Martín Vizcarra llegó a la presidencia en una situación sui generis. Para decirlo en corto, el escenario estaba manchado de sangre. A un lado –aquel por el que subió Vizcarra– se encontraba el cadáver del gobierno del presidente Kuczynski (PPK), ultimado finalmente por su propia mano (Westfield y Sepúlveda). Al costado, estaba el cuerpo, si no muerto, muy malherido, de quien fuera el inesperado aliado y momentáneo salvador de ese gobierno, Kenji Fujimori. Mientras al frente se mantenía en pie la mayoría congresal, finalmente victoriosa, aunque también muy golpeada.
Parecía un escenario ominoso, pero pronto se reveló como de oportunidad. El partido que había usado su enorme fuerza en el Congreso para perseguir a PPK desde su llegada a la presidencia (con la inapreciable y permanente colaboración de este) había sobrevivido a su victoria amputado y con los cartuchos muy gastados: la aprobación a su lideresa, que raspaba el 40% antes del primer intento de vacancia, había caído a 19% luego del segundo. Por otra parte, Vizcarra, quien además de parecer no despertar en ese partido el mismo deseo de cobranza de cuentas que su antecesor, mostraba ya desde Canadá una personalidad prudente y políticamente más astuta, fue recibido por el apoyo del 57% de los peruanos.
El nuevo presidente vino, pues, con su paz bajo el brazo.
Sería un grave error, sin embargo, si su gobierno hubiese decidido que su misión es simplemente preservar esta paz hasta el final de su mandato, ocupándose de administrar los diversos problemas para mantener a flote al Perú en estos años, pero sin intentar reformas mayores. Es decir, el camino que, por ejemplo, parecería estar prefiriendo el nuevo primer ministro cuando esta semana anunció que seguramente solicitaría al Congreso facultades legislativas, pero haciendo hincapié en que no buscaría pedirlas para “un gran paquete”, sino solo para eliminar ciertas trabas de la reconstrucción y para un “pequeño paquete de cosas con el Ministerio de Economía y Finanzas”.
Sería un grave error, porque sin hacer reformas el país que Vizcarra entregaría en el 2021 a su sucesor no estaría en la situación –ya bastante problemática– en que hoy se encuentra el Perú, sino peor. Después de todo, los países, igual que los hombres, existen en el tiempo, y el tiempo es algo que se mueve en dirección contraria a nosotros, comiéndonos terreno constantemente.
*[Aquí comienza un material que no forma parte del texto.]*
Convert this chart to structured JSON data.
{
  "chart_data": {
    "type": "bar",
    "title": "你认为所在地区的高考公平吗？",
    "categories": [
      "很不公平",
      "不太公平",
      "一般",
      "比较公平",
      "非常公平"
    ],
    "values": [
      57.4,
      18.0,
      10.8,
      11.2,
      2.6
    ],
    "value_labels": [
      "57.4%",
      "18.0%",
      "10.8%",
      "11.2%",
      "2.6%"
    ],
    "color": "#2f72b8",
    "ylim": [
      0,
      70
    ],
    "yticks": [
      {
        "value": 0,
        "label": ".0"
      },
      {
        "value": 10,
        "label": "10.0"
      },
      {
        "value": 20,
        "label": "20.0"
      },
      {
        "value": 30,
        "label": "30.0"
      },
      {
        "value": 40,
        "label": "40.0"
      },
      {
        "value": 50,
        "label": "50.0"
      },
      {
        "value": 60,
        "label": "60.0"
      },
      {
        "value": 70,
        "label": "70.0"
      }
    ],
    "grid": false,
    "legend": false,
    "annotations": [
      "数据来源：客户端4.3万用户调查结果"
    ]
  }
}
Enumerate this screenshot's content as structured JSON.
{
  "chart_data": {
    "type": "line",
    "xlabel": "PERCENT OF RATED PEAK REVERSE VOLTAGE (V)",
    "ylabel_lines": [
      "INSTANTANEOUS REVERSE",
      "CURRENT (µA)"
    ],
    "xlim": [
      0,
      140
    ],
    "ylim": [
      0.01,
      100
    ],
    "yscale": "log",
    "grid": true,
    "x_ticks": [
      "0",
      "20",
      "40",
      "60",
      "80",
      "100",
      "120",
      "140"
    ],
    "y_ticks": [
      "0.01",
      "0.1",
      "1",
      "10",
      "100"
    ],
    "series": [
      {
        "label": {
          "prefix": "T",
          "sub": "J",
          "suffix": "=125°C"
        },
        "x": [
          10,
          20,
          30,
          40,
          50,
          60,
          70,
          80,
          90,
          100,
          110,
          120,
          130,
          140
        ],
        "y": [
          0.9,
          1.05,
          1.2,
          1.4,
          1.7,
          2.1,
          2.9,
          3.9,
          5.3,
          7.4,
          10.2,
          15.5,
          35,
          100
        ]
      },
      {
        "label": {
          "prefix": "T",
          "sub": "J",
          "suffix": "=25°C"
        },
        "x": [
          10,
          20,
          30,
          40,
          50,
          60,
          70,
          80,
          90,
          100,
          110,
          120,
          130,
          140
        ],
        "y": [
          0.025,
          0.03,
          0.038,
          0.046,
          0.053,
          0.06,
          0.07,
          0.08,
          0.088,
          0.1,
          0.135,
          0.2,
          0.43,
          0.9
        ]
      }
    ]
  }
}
Dicho de otra forma, nuestra existencia ocurre como sobre esas fajas para trotar de los gimnasios, donde no moverse implica ir para atrás. Lo mismo que moverse más lentamente que la faja.
Un ejemplo. Para generar suficientes nuevos puestos de trabajo para los jóvenes que cada año se incorporan al mercado laboral, el Perú necesita crecer entre 4,5% y 5% al año (según cifras del IPE). Crecer menos que eso, como viene creciendo el país desde el 2014, es generar desempleo y, dentro de este, pobreza. Entonces, o volvemos a ir más rápido que nuestra faja (que se mueve a una velocidad anual de 4,5-5% del PBI) o estamos yendo para atrás.
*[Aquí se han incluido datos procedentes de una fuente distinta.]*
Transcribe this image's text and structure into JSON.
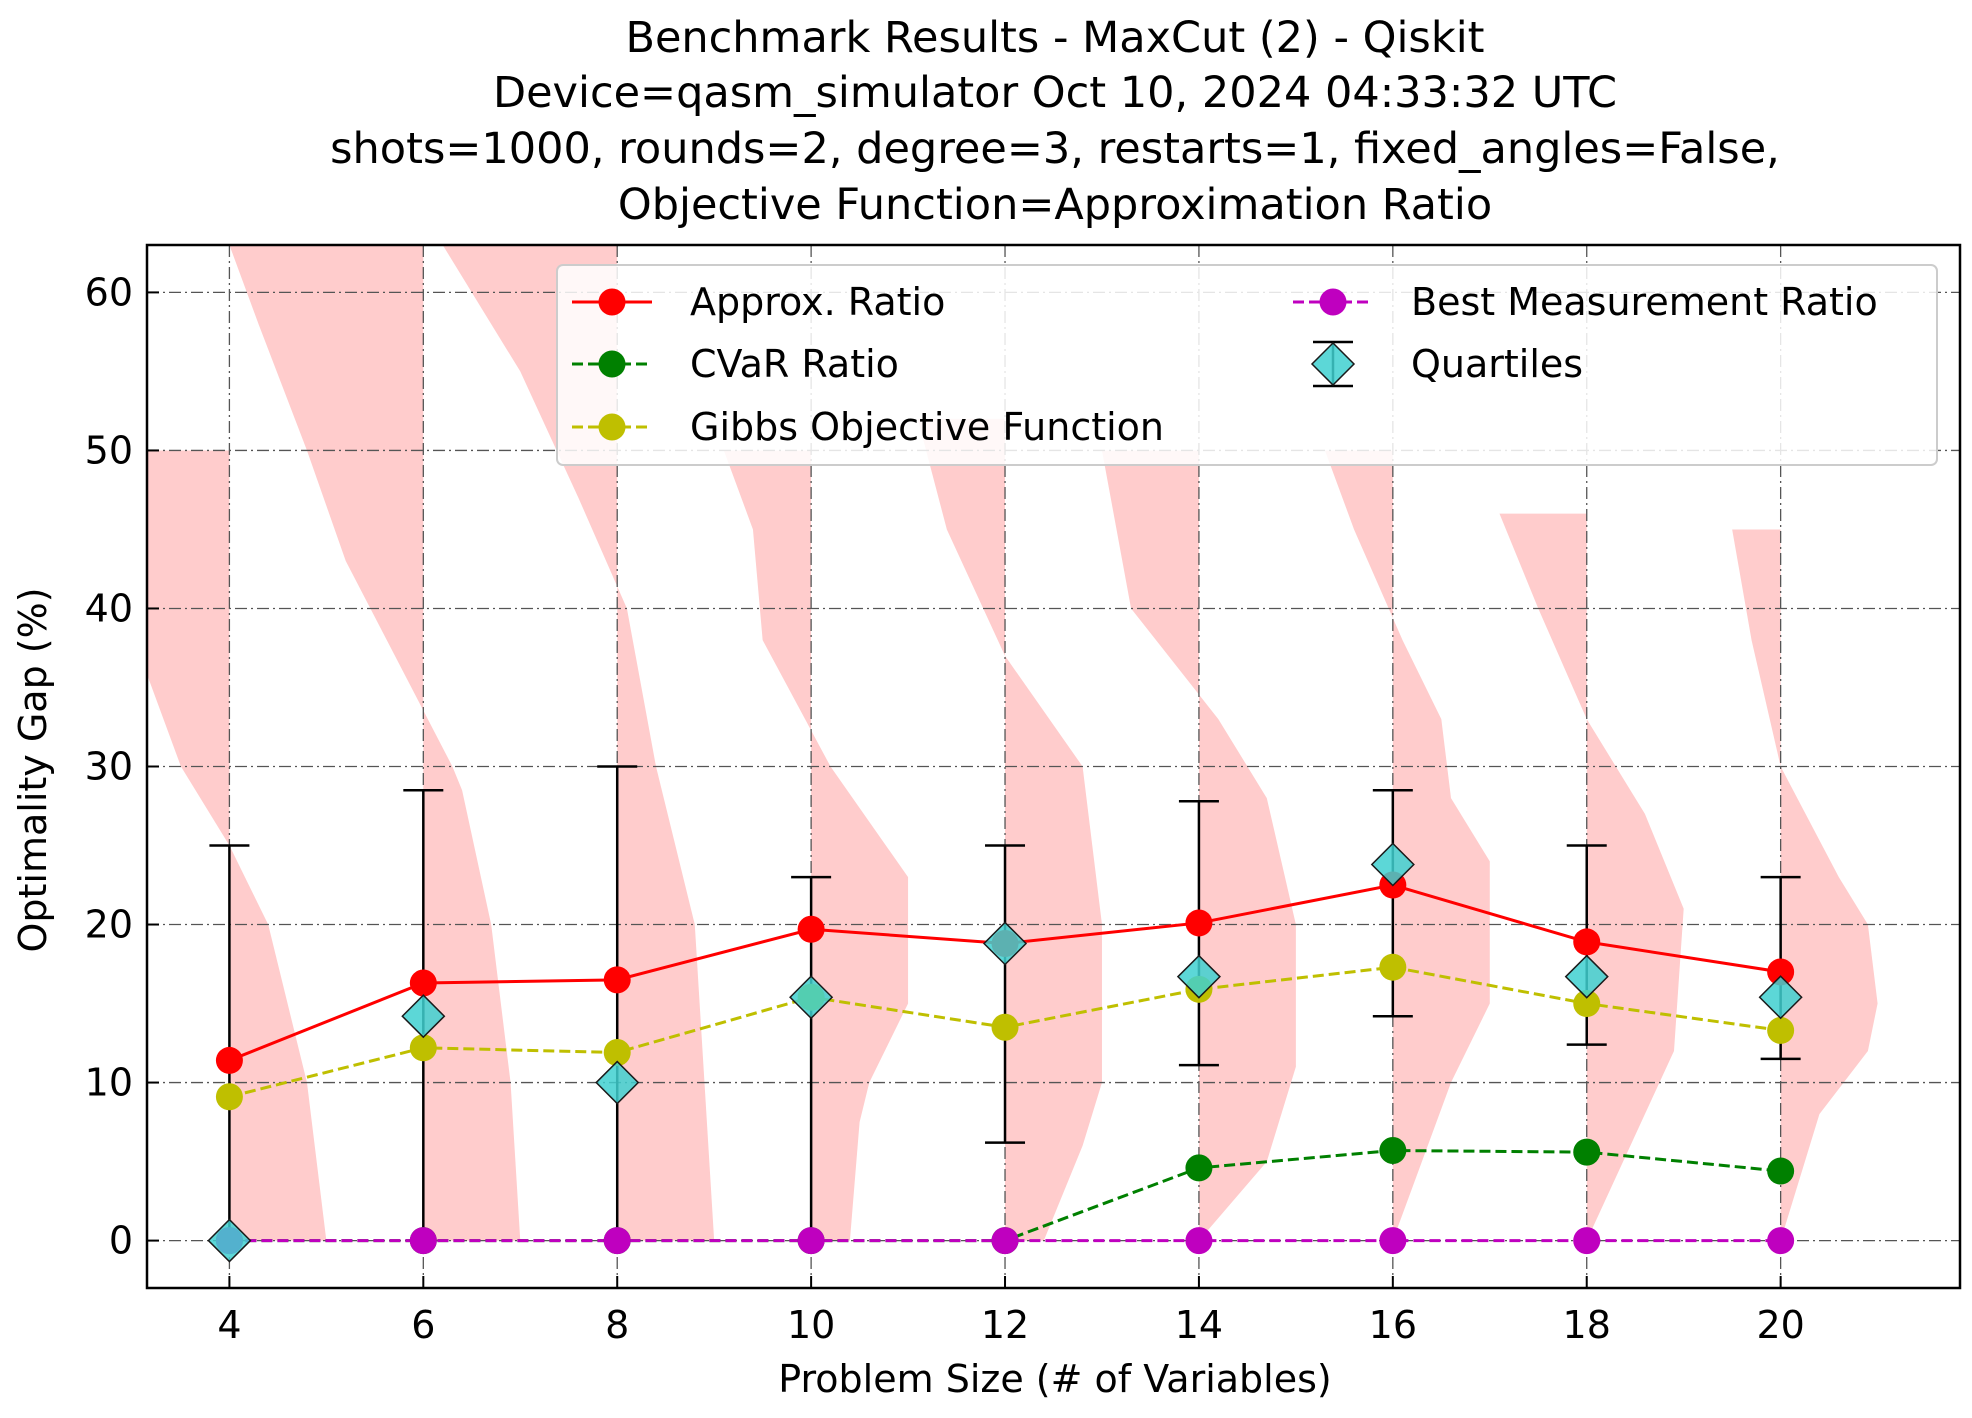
{
  "chart_data": {
    "type": "line",
    "title": [
      "Benchmark Results - MaxCut (2) - Qiskit",
      "Device=qasm_simulator  Oct 10, 2024 04:33:32 UTC",
      "shots=1000, rounds=2, degree=3, restarts=1, fixed_angles=False,",
      "Objective Function=Approximation Ratio"
    ],
    "xlabel": "Problem Size (# of Variables)",
    "ylabel": "Optimality Gap (%)",
    "xlim": [
      3.15,
      21.85
    ],
    "ylim": [
      -3,
      63
    ],
    "xticks": [
      4,
      6,
      8,
      10,
      12,
      14,
      16,
      18,
      20
    ],
    "yticks": [
      0,
      10,
      20,
      30,
      40,
      50,
      60
    ],
    "grid": true,
    "legend_position": "top-right",
    "x": [
      4,
      6,
      8,
      10,
      12,
      14,
      16,
      18,
      20
    ],
    "series": [
      {
        "name": "Approx. Ratio",
        "color": "#ff0000",
        "style": "solid",
        "values": [
          11.4,
          16.3,
          16.5,
          19.7,
          18.8,
          20.1,
          22.5,
          18.9,
          17.0
        ]
      },
      {
        "name": "CVaR Ratio",
        "color": "#008000",
        "style": "dashed",
        "values": [
          0,
          0,
          0,
          0,
          0,
          4.6,
          5.7,
          5.6,
          4.4
        ]
      },
      {
        "name": "Gibbs Objective Function",
        "color": "#bfbf00",
        "style": "dashed",
        "values": [
          9.1,
          12.2,
          11.9,
          15.4,
          13.5,
          15.9,
          17.3,
          15.0,
          13.3
        ]
      },
      {
        "name": "Best Measurement Ratio",
        "color": "#bf00bf",
        "style": "dashed",
        "values": [
          0,
          0,
          0,
          0,
          0,
          0,
          0,
          0,
          0
        ]
      }
    ],
    "quartiles": {
      "name": "Quartiles",
      "color": "#40d0d0",
      "median": [
        0,
        14.2,
        10.0,
        15.4,
        18.8,
        16.7,
        23.8,
        16.7,
        15.4
      ],
      "lower": [
        0,
        0,
        0,
        0,
        6.2,
        11.1,
        14.2,
        12.4,
        11.5
      ],
      "upper": [
        25.0,
        28.5,
        30.0,
        23.0,
        25.0,
        27.8,
        28.5,
        25.0,
        23.0
      ]
    },
    "distributions": {
      "color": "#ffcccc",
      "profiles": [
        [
          [
            0,
            5.0
          ],
          [
            10,
            4.8
          ],
          [
            20,
            4.4
          ],
          [
            25,
            4.0
          ],
          [
            30,
            3.5
          ],
          [
            40,
            2.9
          ],
          [
            50,
            0
          ]
        ],
        [
          [
            0,
            7.0
          ],
          [
            10,
            6.9
          ],
          [
            20,
            6.7
          ],
          [
            28.5,
            6.4
          ],
          [
            30,
            6.3
          ],
          [
            43,
            5.2
          ],
          [
            50,
            4.8
          ],
          [
            58,
            4.3
          ],
          [
            63,
            4.0
          ]
        ],
        [
          [
            0,
            9.0
          ],
          [
            10,
            8.9
          ],
          [
            20,
            8.8
          ],
          [
            30,
            8.4
          ],
          [
            40,
            8.1
          ],
          [
            47,
            7.6
          ],
          [
            55,
            7.0
          ],
          [
            63,
            6.2
          ]
        ],
        [
          [
            0,
            10.4
          ],
          [
            7.5,
            10.5
          ],
          [
            10,
            10.6
          ],
          [
            15,
            11.0
          ],
          [
            23,
            11.0
          ],
          [
            30,
            10.2
          ],
          [
            38,
            9.5
          ],
          [
            45,
            9.4
          ],
          [
            50,
            9.1
          ]
        ],
        [
          [
            0,
            12.4
          ],
          [
            6,
            12.8
          ],
          [
            10,
            13.0
          ],
          [
            20,
            13.0
          ],
          [
            30,
            12.8
          ],
          [
            37,
            12.0
          ],
          [
            45,
            11.4
          ],
          [
            52,
            11.1
          ]
        ],
        [
          [
            0,
            14.0
          ],
          [
            5,
            14.7
          ],
          [
            11,
            15.0
          ],
          [
            20,
            15.0
          ],
          [
            28,
            14.7
          ],
          [
            33,
            14.2
          ],
          [
            40,
            13.3
          ],
          [
            50,
            13.0
          ]
        ],
        [
          [
            0,
            16.0
          ],
          [
            10,
            16.6
          ],
          [
            15,
            17.0
          ],
          [
            24,
            17.0
          ],
          [
            28,
            16.6
          ],
          [
            33,
            16.5
          ],
          [
            38,
            16.1
          ],
          [
            45,
            15.6
          ],
          [
            50,
            15.3
          ]
        ],
        [
          [
            0,
            18.0
          ],
          [
            8,
            18.6
          ],
          [
            12,
            18.9
          ],
          [
            21,
            19.0
          ],
          [
            27,
            18.6
          ],
          [
            33,
            18.0
          ],
          [
            40,
            17.5
          ],
          [
            46,
            17.1
          ]
        ],
        [
          [
            0,
            20.0
          ],
          [
            8,
            20.4
          ],
          [
            12,
            20.9
          ],
          [
            15,
            21.0
          ],
          [
            20,
            20.9
          ],
          [
            23,
            20.6
          ],
          [
            30,
            20.0
          ],
          [
            38,
            19.7
          ],
          [
            45,
            19.5
          ]
        ]
      ]
    }
  }
}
También hay un segundo sentido en el que encarar sin mayores ambiciones estos tres años y tres meses que tiene por delante el gobierno de Vizcarra sería un grave error. Un sentido que no tiene ya tanto que ver con su significado para el país como con sus propias posibilidades de sobrevivencia (o de sobrevivencia no arrinconada). Y es que las paces infecundas suelen durar poco. La actitud pacífica con la que el Congreso ha recibido a Vizcarra podría cambiar si su mayoría logra rellenar en un tiempo esos cartuchos gastados, y si llega a la conclusión de que su mejor manera de enfrentarse al 2021 es con la imagen del fiscalizador agresivo, aunque fuese sin llegar ya a los extremos de una vacancia.
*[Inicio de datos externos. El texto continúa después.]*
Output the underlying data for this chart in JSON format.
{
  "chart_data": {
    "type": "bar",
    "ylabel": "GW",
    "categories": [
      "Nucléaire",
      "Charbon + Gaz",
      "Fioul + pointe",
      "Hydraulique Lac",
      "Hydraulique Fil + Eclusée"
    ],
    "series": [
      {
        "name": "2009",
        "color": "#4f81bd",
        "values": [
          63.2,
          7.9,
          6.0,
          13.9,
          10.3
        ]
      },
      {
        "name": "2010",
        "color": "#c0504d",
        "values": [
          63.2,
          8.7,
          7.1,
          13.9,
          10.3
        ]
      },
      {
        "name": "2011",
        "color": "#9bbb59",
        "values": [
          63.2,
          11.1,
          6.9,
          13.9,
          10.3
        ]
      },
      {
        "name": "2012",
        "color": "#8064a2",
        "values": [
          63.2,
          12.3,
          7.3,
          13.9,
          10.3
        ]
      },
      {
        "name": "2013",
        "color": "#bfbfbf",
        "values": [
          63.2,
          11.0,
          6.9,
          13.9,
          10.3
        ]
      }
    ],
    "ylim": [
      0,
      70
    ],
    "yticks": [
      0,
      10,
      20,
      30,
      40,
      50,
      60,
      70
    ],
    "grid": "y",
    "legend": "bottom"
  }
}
Se trata, por supuesto, solo de una posibilidad. Podría ser también que, sintiendo ya cobradas las cuentas de la campaña, Fuerza Popular haya decidido que lo mejor que puede hacer para su propio destino es usar el poder que comparte desde el 2016 con el Ejecutivo para codesarrollar, sobre la base de sus coincidencias, algunas políticas públicas que le permitan decir el 2021 que, luego de cinco años suyos dominando el Congreso, quedó un mejor país que el que había antes. Puede ser y ojalá sea. Pero el punto es que Vizcarra no debería dejar el tema al albedrío ajeno. Si algo enseña la historia es que, para poder garantizar la paz, tan necesario es cultivarla como andar bien armado. Y, en democracia, la manera legítima de “armarse” es armarse de apoyo de la opinión pública. Apoyo, como ese que es difícil conseguir si uno no logra encarnar a los ojos de la ciudadanía tales o cuales reformas concretas y sustanciales que puedan mejorarla.
Desde luego, la política requiere mucho de la prudencia. Pero la prudencia no implica siempre moverse poco. Cuando uno tiene una ventana de oportunidad por delante como la que la llegada de Vizcarra al gobierno ha creado en el Perú, lo que la prudencia manda es, primero, reconocerla, y, segundo, tomarla. Al fin y al cabo, es en circunstancias así cuando se hace cierto lo que decían los romanos sobre la relación que existe entre la audacia y la fortuna.